Federal regulators have also been slowed down by litigation. Eugene Scalia, son of Supreme Court Justice Antonin Scalia, has been leading the financial industry's legal fight against Dodd-Frank. Scalia and the banks have challenged a host of rules on the basis of cost-benefit analysis, claiming that the government failed to properly assess the impacts of its rules. That argument has found a receptive audience within the DC Circuit, spooking regulators into being extra cautious as they draft their rules and slowing the rulemaking process even further. "It was a legitimate [fear]," Frank says. "It was a threefold thing. The businesses would flood them with comments, the conservative judges would say you have to read those comments very carefully and rebut them, and then [Congress was] not giving them enough money to do it."
Frank, though, believes that the rulemaking process will run more smoothly now that Obama's nominees to the DC Circuit can get appointed. Senate Republicans had held new judges hostage, preventing them from taking the bench until Senate Majority Leader Harry Reid nuked the filibuster for federal appointees late last year. "One of the things that helped our bill," Frank says, "is when Harry Reid got the filibuster rule changed in the Senate so that now nominees to that court can be confirmed who aren't going to be joining in that conservative bias."

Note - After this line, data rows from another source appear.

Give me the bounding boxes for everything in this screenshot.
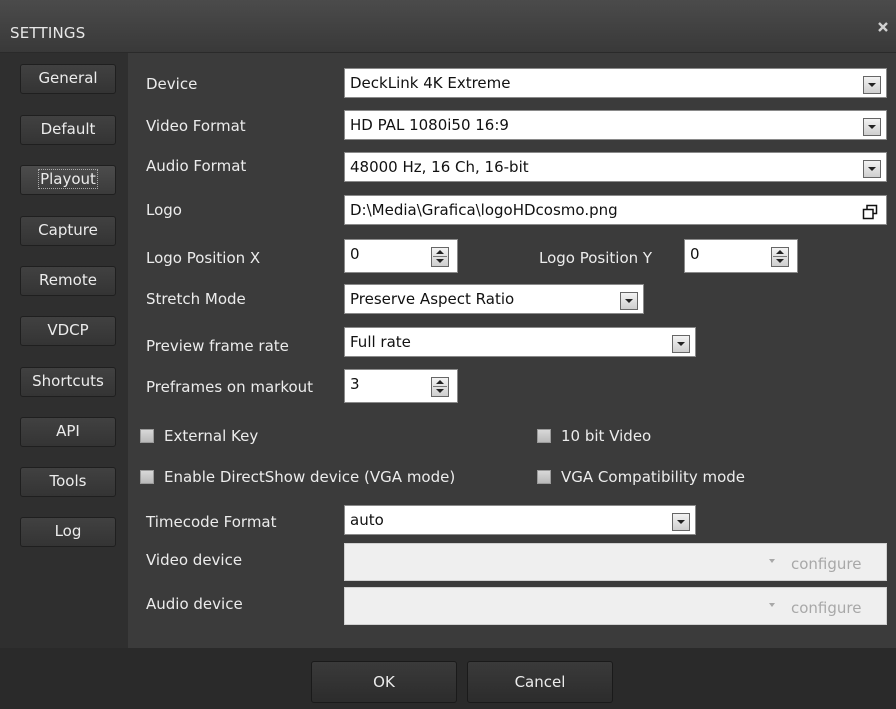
chevron-down-icon[interactable] (620, 292, 638, 310)
logo-position-x-spinner[interactable]: 0 (344, 239, 458, 273)
sidebar-item-label: Log (54, 522, 82, 540)
enable-directshow-label: Enable DirectShow device (VGA mode) (164, 468, 456, 486)
stretch-mode-select[interactable]: Preserve Aspect Ratio (344, 284, 644, 314)
sidebar-item-vdcp[interactable]: VDCP (20, 316, 116, 346)
vga-compatibility-label: VGA Compatibility mode (561, 468, 746, 486)
sidebar-item-shortcuts[interactable]: Shortcuts (20, 367, 116, 397)
playout-settings-panel: Device DeckLink 4K Extreme Video Format … (128, 53, 896, 648)
sidebar-item-label: API (56, 422, 80, 440)
device-label: Device (146, 75, 198, 93)
logo-position-y-spinner[interactable]: 0 (684, 239, 798, 273)
chevron-down-icon[interactable] (672, 513, 690, 531)
sidebar-item-label: Tools (49, 472, 87, 490)
close-icon[interactable] (877, 21, 889, 33)
cancel-button[interactable]: Cancel (467, 661, 613, 703)
logo-position-x-value: 0 (350, 245, 360, 263)
preview-frame-rate-value: Full rate (350, 333, 411, 351)
device-select[interactable]: DeckLink 4K Extreme (344, 68, 887, 98)
stretch-mode-value: Preserve Aspect Ratio (350, 290, 515, 308)
settings-sidebar: General Default Playout Capture Remote V… (0, 53, 128, 648)
window-title: SETTINGS (10, 24, 86, 42)
sidebar-item-label: VDCP (47, 321, 89, 339)
chevron-down-icon (769, 603, 775, 607)
logo-position-y-value: 0 (690, 245, 700, 263)
audio-format-value: 48000 Hz, 16 Ch, 16-bit (350, 158, 529, 176)
chevron-down-icon[interactable] (672, 335, 690, 353)
preframes-on-markout-label: Preframes on markout (146, 378, 314, 396)
video-device-select: configure (344, 543, 887, 581)
audio-format-select[interactable]: 48000 Hz, 16 Ch, 16-bit (344, 152, 887, 182)
spinner-arrows-icon[interactable] (431, 247, 449, 267)
browse-icon[interactable] (862, 204, 878, 220)
checkbox-icon[interactable] (537, 429, 551, 443)
preview-frame-rate-label: Preview frame rate (146, 337, 289, 355)
vga-compatibility-checkbox[interactable]: VGA Compatibility mode (537, 468, 745, 486)
device-value: DeckLink 4K Extreme (350, 74, 511, 92)
title-bar: SETTINGS (0, 0, 896, 52)
preframes-on-markout-spinner[interactable]: 3 (344, 369, 458, 403)
sidebar-item-general[interactable]: General (20, 64, 116, 94)
video-device-configure: configure (791, 555, 862, 573)
video-format-label: Video Format (146, 117, 246, 135)
spinner-arrows-icon[interactable] (431, 377, 449, 397)
audio-format-label: Audio Format (146, 157, 247, 175)
timecode-format-value: auto (350, 511, 384, 529)
audio-device-select: configure (344, 587, 887, 625)
checkbox-icon[interactable] (140, 470, 154, 484)
spinner-arrows-icon[interactable] (771, 247, 789, 267)
sidebar-item-capture[interactable]: Capture (20, 216, 116, 246)
video-format-select[interactable]: HD PAL 1080i50 16:9 (344, 110, 887, 140)
sidebar-item-label: Default (40, 120, 96, 138)
video-device-label: Video device (146, 551, 243, 569)
stretch-mode-label: Stretch Mode (146, 290, 246, 308)
logo-path-value: D:\Media\Grafica\logoHDcosmo.png (350, 201, 618, 219)
logo-path-field[interactable]: D:\Media\Grafica\logoHDcosmo.png (344, 195, 887, 225)
preview-frame-rate-select[interactable]: Full rate (344, 327, 696, 357)
preframes-on-markout-value: 3 (350, 375, 360, 393)
timecode-format-select[interactable]: auto (344, 505, 696, 535)
sidebar-item-label: Capture (38, 221, 98, 239)
chevron-down-icon[interactable] (863, 76, 881, 94)
chevron-down-icon[interactable] (863, 160, 881, 178)
ok-button[interactable]: OK (311, 661, 457, 703)
logo-position-y-label: Logo Position Y (539, 249, 653, 267)
ten-bit-video-checkbox[interactable]: 10 bit Video (537, 427, 651, 445)
sidebar-item-label: Playout (38, 169, 98, 189)
enable-directshow-checkbox[interactable]: Enable DirectShow device (VGA mode) (140, 468, 455, 486)
sidebar-item-log[interactable]: Log (20, 517, 116, 547)
timecode-format-label: Timecode Format (146, 513, 277, 531)
chevron-down-icon (769, 559, 775, 563)
external-key-label: External Key (164, 427, 259, 445)
checkbox-icon[interactable] (140, 429, 154, 443)
sidebar-item-api[interactable]: API (20, 417, 116, 447)
sidebar-item-label: General (38, 69, 98, 87)
sidebar-item-label: Remote (39, 271, 97, 289)
ten-bit-video-label: 10 bit Video (561, 427, 652, 445)
audio-device-label: Audio device (146, 595, 243, 613)
logo-label: Logo (146, 201, 182, 219)
sidebar-item-tools[interactable]: Tools (20, 467, 116, 497)
chevron-down-icon[interactable] (863, 118, 881, 136)
checkbox-icon[interactable] (537, 470, 551, 484)
audio-device-configure: configure (791, 599, 862, 617)
sidebar-item-label: Shortcuts (32, 372, 104, 390)
external-key-checkbox[interactable]: External Key (140, 427, 258, 445)
sidebar-item-playout[interactable]: Playout (20, 165, 116, 195)
sidebar-item-default[interactable]: Default (20, 115, 116, 145)
logo-position-x-label: Logo Position X (146, 249, 261, 267)
settings-window: SETTINGS General Default Playout Capture… (0, 0, 896, 709)
sidebar-item-remote[interactable]: Remote (20, 266, 116, 296)
video-format-value: HD PAL 1080i50 16:9 (350, 116, 509, 134)
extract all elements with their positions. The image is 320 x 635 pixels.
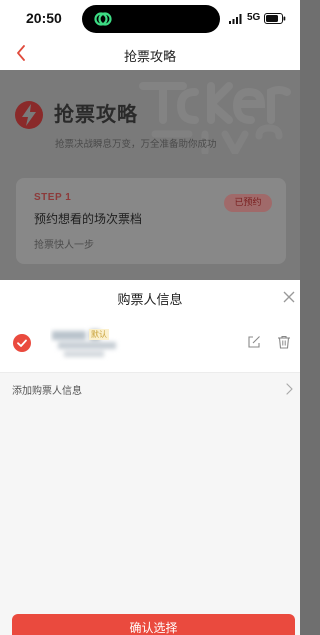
default-tag: 默认 bbox=[89, 329, 109, 340]
blurred-buyer-name bbox=[52, 330, 116, 357]
close-icon[interactable] bbox=[282, 290, 296, 304]
confirm-button[interactable]: 确认选择 bbox=[12, 614, 295, 635]
step-card: STEP 1 预约想看的场次票档 抢票快人一步 已预约 bbox=[16, 178, 286, 264]
battery-icon bbox=[264, 13, 286, 24]
edit-icon[interactable] bbox=[247, 335, 261, 349]
buyer-info-sheet: 购票人信息 默认 添加购票人信息 确认选择 bbox=[0, 280, 300, 635]
add-buyer-row[interactable]: 添加购票人信息 bbox=[0, 372, 300, 404]
checkmark-icon[interactable] bbox=[13, 334, 31, 352]
trash-icon[interactable] bbox=[277, 335, 291, 349]
reserved-badge: 已预约 bbox=[224, 194, 272, 212]
island-app-icon bbox=[94, 12, 112, 26]
sheet-header: 购票人信息 bbox=[0, 280, 300, 314]
page-title: 抢票攻略 bbox=[123, 50, 176, 65]
step-description: 抢票快人一步 bbox=[34, 240, 94, 251]
chevron-right-icon bbox=[286, 383, 293, 395]
status-bar: 20:50 5G bbox=[0, 0, 300, 38]
guide-title: 抢票攻略 bbox=[54, 102, 138, 126]
network-type: 5G bbox=[247, 12, 261, 23]
signal-icon bbox=[229, 14, 242, 24]
status-time: 20:50 bbox=[26, 10, 62, 26]
guide-background: 抢票攻略 抢票决战瞬息万变，万全准备助你成功 STEP 1 预约想看的场次票档 … bbox=[0, 70, 300, 280]
dynamic-island bbox=[82, 5, 220, 33]
add-buyer-label: 添加购票人信息 bbox=[12, 386, 82, 397]
sheet-title: 购票人信息 bbox=[117, 293, 183, 308]
buyer-row[interactable]: 默认 bbox=[0, 314, 300, 372]
step-title: 预约想看的场次票档 bbox=[34, 212, 143, 226]
nav-bar: 抢票攻略 bbox=[0, 38, 300, 70]
guide-subtitle: 抢票决战瞬息万变，万全准备助你成功 bbox=[55, 139, 217, 150]
step-label: STEP 1 bbox=[34, 192, 72, 203]
lightning-icon bbox=[15, 101, 43, 129]
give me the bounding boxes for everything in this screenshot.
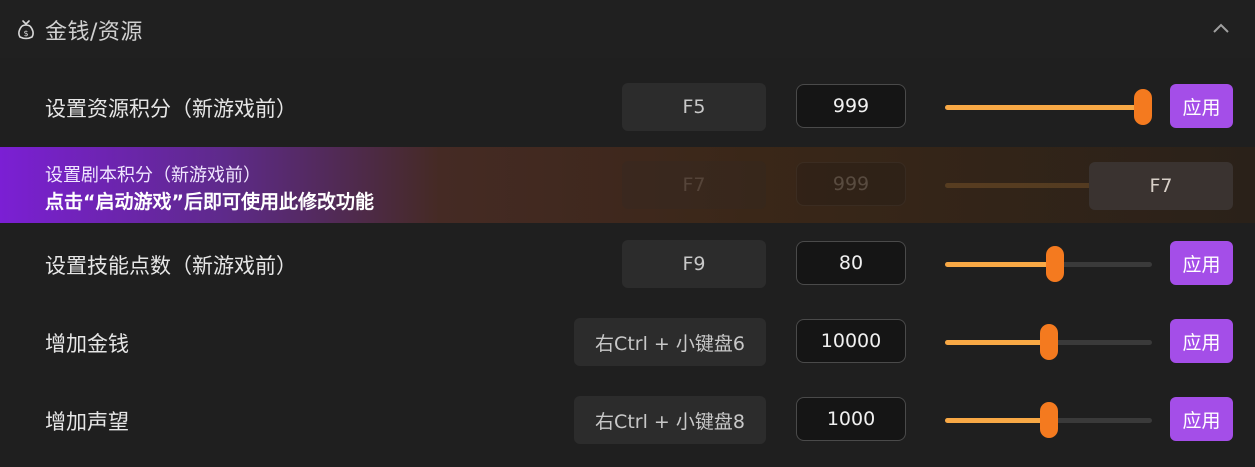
chevron-up-icon[interactable] [1211, 20, 1231, 34]
hotkey-badge[interactable]: F5 [622, 83, 766, 131]
value-input[interactable] [796, 319, 906, 363]
cheat-row-skill-points: 设置技能点数（新游戏前） F9 应用 [0, 226, 1255, 302]
svg-text:$: $ [23, 29, 28, 38]
hotkey-badge[interactable]: 右Ctrl + 小键盘6 [574, 318, 766, 366]
cheat-row-add-money: 增加金钱 右Ctrl + 小键盘6 应用 [0, 304, 1255, 380]
cheat-label: 设置资源积分（新游戏前） [45, 97, 297, 121]
slider-fill [945, 340, 1049, 345]
slider-thumb[interactable] [1046, 246, 1064, 282]
slider-fill [945, 183, 1095, 188]
apply-button[interactable]: 应用 [1170, 84, 1233, 128]
apply-button[interactable]: 应用 [1170, 241, 1233, 285]
section-title: 金钱/资源 [45, 20, 143, 45]
cheat-row-resource-points: 设置资源积分（新游戏前） F5 应用 [0, 69, 1255, 145]
value-slider[interactable] [945, 246, 1152, 282]
value-input[interactable] [796, 397, 906, 441]
launch-game-hint: 点击“启动游戏”后即可使用此修改功能 [45, 191, 374, 213]
apply-button[interactable]: 应用 [1170, 397, 1233, 441]
section-header-money-resources[interactable]: $ 金钱/资源 [0, 0, 1255, 58]
cheat-label: 增加金钱 [45, 332, 129, 356]
money-bag-icon: $ [16, 19, 36, 41]
hotkey-badge[interactable]: 右Ctrl + 小键盘8 [574, 396, 766, 444]
apply-button[interactable]: 应用 [1170, 319, 1233, 363]
slider-thumb[interactable] [1134, 89, 1152, 125]
cheat-row-add-reputation: 增加声望 右Ctrl + 小键盘8 应用 [0, 382, 1255, 458]
value-slider [945, 167, 1095, 203]
value-slider[interactable] [945, 89, 1152, 125]
cheat-label: 设置技能点数（新游戏前） [45, 254, 297, 278]
value-slider[interactable] [945, 402, 1152, 438]
value-input [796, 162, 906, 206]
slider-fill [945, 418, 1049, 423]
hotkey-badge[interactable]: F9 [622, 240, 766, 288]
slider-thumb[interactable] [1040, 324, 1058, 360]
slider-fill [945, 105, 1152, 110]
cheat-label: 增加声望 [45, 410, 129, 434]
cheat-row-script-points-disabled: F7 设置剧本积分（新游戏前） 点击“启动游戏”后即可使用此修改功能 F7 [0, 147, 1255, 223]
hotkey-badge: F7 [622, 161, 766, 209]
value-input[interactable] [796, 241, 906, 285]
hotkey-badge-overlay[interactable]: F7 [1089, 162, 1233, 210]
cheat-label: 设置剧本积分（新游戏前） [45, 165, 261, 186]
slider-thumb[interactable] [1040, 402, 1058, 438]
value-input[interactable] [796, 84, 906, 128]
value-slider[interactable] [945, 324, 1152, 360]
slider-fill [945, 262, 1055, 267]
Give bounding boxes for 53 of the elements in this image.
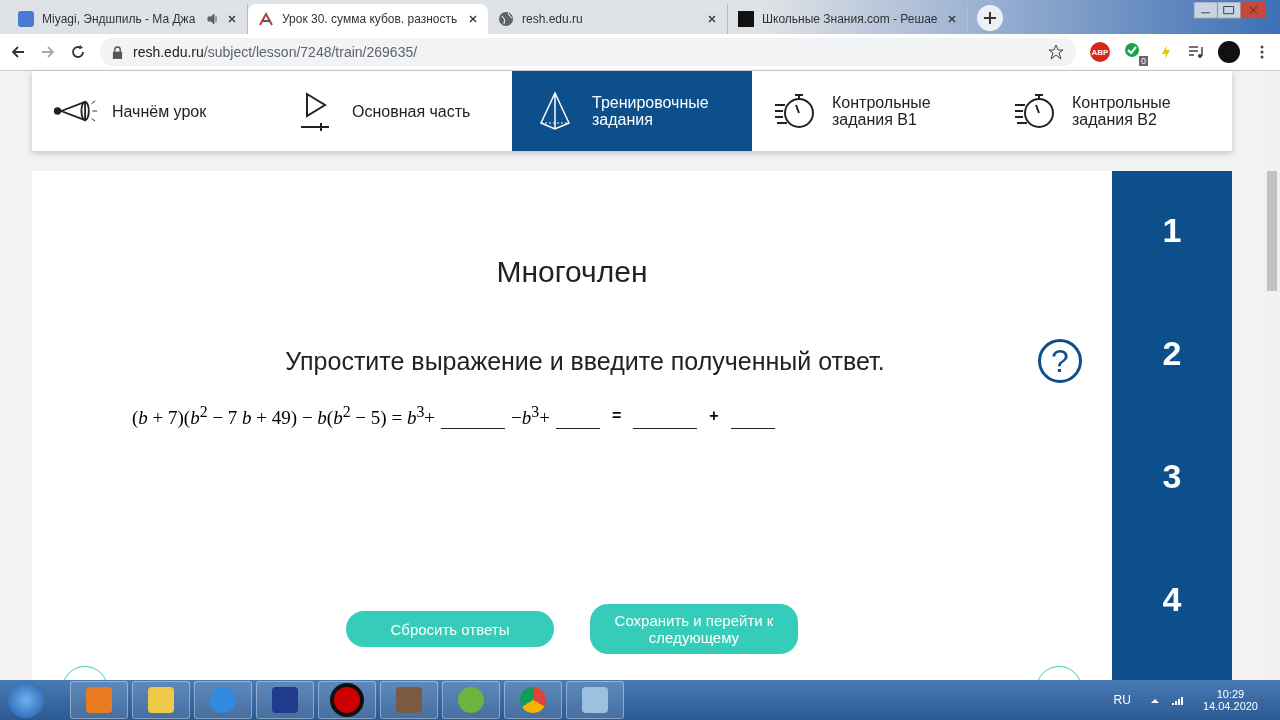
start-button[interactable] [8,682,44,718]
tab-title: Miyagi, Эндшпиль - Ма Джа [42,12,197,26]
back-icon[interactable] [10,44,26,60]
address-field[interactable]: resh.edu.ru/subject/lesson/7248/train/269635/ [100,38,1076,66]
close-icon[interactable] [947,14,957,24]
lesson-nav-tab[interactable]: Начнём урок [32,71,272,151]
playlist-icon[interactable] [1188,44,1204,60]
lock-icon [112,45,123,59]
globe-icon [498,11,514,27]
speaker-icon [207,13,219,25]
lesson-nav-tab[interactable]: Контрольные задания В1 [752,71,992,151]
logo-icon [258,11,274,27]
math-expression: (b + 7)(b$^{2}$ − 7 b + 49) − b(b$^{2}$ − 5) = b$^{3}$+ [132,403,435,430]
task-number[interactable]: 2 [1162,334,1182,373]
taskbar-app-icon[interactable] [256,681,314,719]
language-indicator[interactable]: RU [1113,693,1131,707]
reload-icon[interactable] [70,44,86,60]
lesson-nav-label: Контрольные задания В1 [832,94,932,128]
sign-text: = [610,407,623,426]
lesson-nav-label: Тренировочные задания [592,94,710,128]
task-number[interactable]: 3 [1162,457,1182,496]
avatar[interactable] [1218,41,1240,63]
lesson-nav-label: Контрольные задания В2 [1072,94,1172,128]
clock-date: 14.04.2020 [1202,700,1258,712]
task-title: Многочлен [496,255,648,289]
lesson-nav-tab[interactable]: Тренировочные задания [512,71,752,151]
clock-time: 10:29 [1216,688,1245,700]
new-tab-button[interactable] [976,4,1004,32]
badge-count: 0 [1139,56,1148,66]
task-instruction: Упростите выражение и введите полученный ответ. [284,346,886,376]
url-text: resh.edu.ru/subject/lesson/7248/train/269635/ [133,44,418,60]
close-icon[interactable] [707,14,717,24]
star-icon[interactable] [1048,44,1064,60]
adblock-button[interactable]: ABP [1090,42,1110,62]
chat-icon [18,11,34,27]
tab-title: resh.edu.ru [522,12,584,26]
lesson-nav-tab[interactable]: Контрольные задания В2 [992,71,1232,151]
taskbar-app-icon[interactable] [318,681,376,719]
close-icon[interactable] [227,14,237,24]
help-button[interactable]: ? [1038,339,1082,383]
sign-text: + [708,407,720,426]
lesson-nav-label: Основная часть [352,102,471,120]
close-icon[interactable] [468,14,478,24]
tab-title: Школьные Знания.com - Решае [762,12,939,26]
logo-icon [738,11,754,27]
shield-check-icon [1124,42,1140,58]
browser-tab[interactable]: Урок 30. сумма кубов. разность [248,4,488,34]
lesson-nav-label: Начнём урок [112,102,207,120]
tab-title: Урок 30. сумма кубов. разность [282,12,459,26]
task-number[interactable]: 4 [1162,580,1182,619]
math-expression: −b$^{3}$+ [511,403,550,430]
task-number[interactable]: 1 [1162,211,1182,250]
lesson-nav-tab[interactable]: Основная часть [272,71,512,151]
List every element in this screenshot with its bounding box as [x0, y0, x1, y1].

Even so, the delays mean it may be years before the economy-imperiling risks Dodd-Frank sought to mitigate are fully addressed. Many of the finalized rules are rolled out over time, not immediately keeping the banks in check. Take the Volcker Rule, a much-publicized provision of Dodd-Frank that bans commercial banks from engaging in certain forms of high-risk trading. The long-stalled rule was not finalized until last December, and it won't take full effect until this time next year.